注:これは、腎動脈狭窄手順の重要な部分であり、極端な精度、細部への注意、忍耐が必要です。一度に数本のポリウレタンチューブを切断してみてください。顕微鏡下でこの手順のすべてを実行します。 - 先に進む前に、手術用滅菌手袋と手術用マスクを着用してください。
- 6〜8週間のC57BL/6野生型(WT)マウスを使用する。性的な偏見を避けるために、同じ数の雄と雌のマウスを使用してください。
- 手術を行う前にマウスの体重を記録する。ポリウレタンチューブで腎動脈狭窄を行うのに理想的な体重は18〜22gです。マウスを優しく扱い、麻酔を注入しながら攪拌しないでください。術前鎮痛薬(ケトフゲン、5mg / kgボディウィーヒト)を投与する。
注:マウスを収容室から手術室に移す際は、動揺を避けるために、非常に優しさと注意を払ってマウスを運んでください。トロリーの代わりにマウスケージを手に持ち歩くことを強くお勧めします。 - 腹腔内(I.P.)注射により、ケタミン(100mg/kg BW)とキシラジン(10mg/kg BW)の混合物でマウスを麻酔する。

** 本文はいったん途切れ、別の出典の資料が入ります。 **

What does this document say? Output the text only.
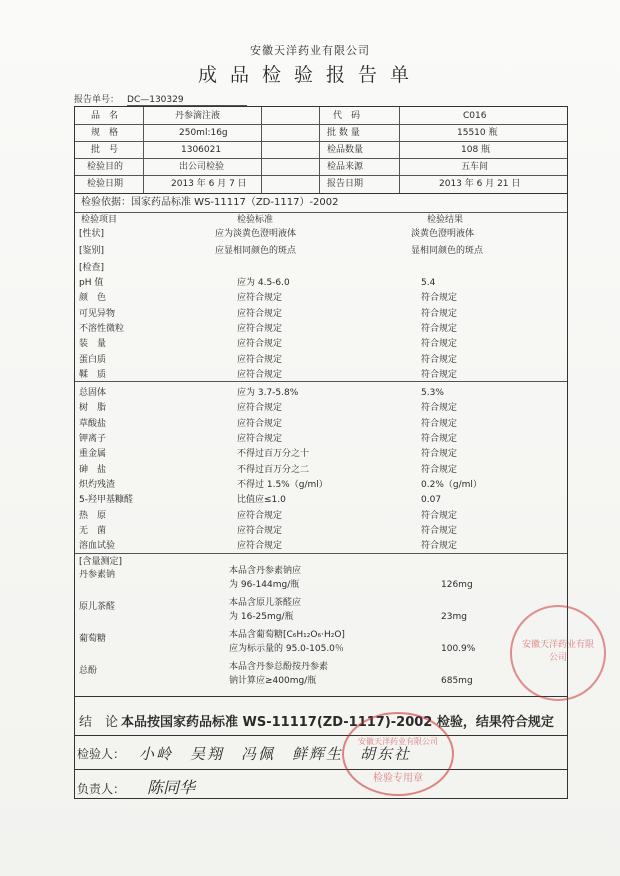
安徽天洋药业有限公司
成品检验报告单
报告单号： DC—130329
品　名	丹参滴注液	代　码	C016
规　格	250ml:16g	批 数 量	15510 瓶
批　号	1306021	检品数量	108 瓶
检验目的	出公司检验	检品来源	五车间
检验日期	2013 年 6 月 7 日	报告日期	2013 年 6 月 21 日
检验依据：国家药品标准 WS-11117（ZD-1117）-2002
检验项目	检验标准	检验结果
[性状]	应为淡黄色澄明液体	淡黄色澄明液体
[鉴别]	应显相同颜色的斑点	显相同颜色的斑点
[检查]
pH 值	应为 4.5-6.0	5.4
颜　色	应符合规定	符合规定
可见异物	应符合规定	符合规定
不溶性微粒	应符合规定	符合规定
装　量	应符合规定	符合规定
蛋白质	应符合规定	符合规定
鞣　质	应符合规定	符合规定
总固体	应为 3.7-5.8%	5.3%
树　脂	应符合规定	符合规定
草酸盐	应符合规定	符合规定
钾离子	应符合规定	符合规定
重金属	不得过百万分之十	符合规定
砷　盐	不得过百万分之二	符合规定
炽灼残渣	不得过 1.5%（g/ml）	0.2%（g/ml）
5-羟甲基糠醛	比值应≤1.0	0.07
热　原	应符合规定	符合规定
无　菌	应符合规定	符合规定
溶血试验	应符合规定	符合规定
[含量测定]
丹参素钠	本品含丹参素钠应
为 96-144mg/瓶	126mg
原儿茶醛	本品含原儿茶醛应
为 16-25mg/瓶	23mg
葡萄糖	本品含葡萄糖[C₆H₁₂O₆·H₂O]
应为标示量的 95.0-105.0％	100.9%
总酚	本品含丹参总酚按丹参素
钠计算应≥400mg/瓶	685mg
结　论 本品按国家药品标准 WS-11117(ZD-1117)-2002 检验，结果符合规定
检验人： 小岭　吴翔　冯佩　鲜辉生　胡东社
负责人： 陈同华
安徽天洋药业有限公司
检验专用章
安徽天洋药业有限公司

- 完全に麻酔がかかるまでマウスをケージの中に戻します。マウスが完全に意識を失うまでに約4〜5分かかります。鉗子で尾やつま先をつまんで、マウスが完全に意識不明で手術の準備ができているかどうかを確認します。
- マウスをペーパータオルの上に置きます。育毛の反対方向に沿って電気バリカンを使用して側腹部の毛を除去します。手術部位を剃った後、ヨウ素(またはクロルヘキシジン)を含む外科用スクラブで領域を清掃し、続いて70%エタノール(または滅菌生理食塩水)ですすいでください。 これを3回繰り返します。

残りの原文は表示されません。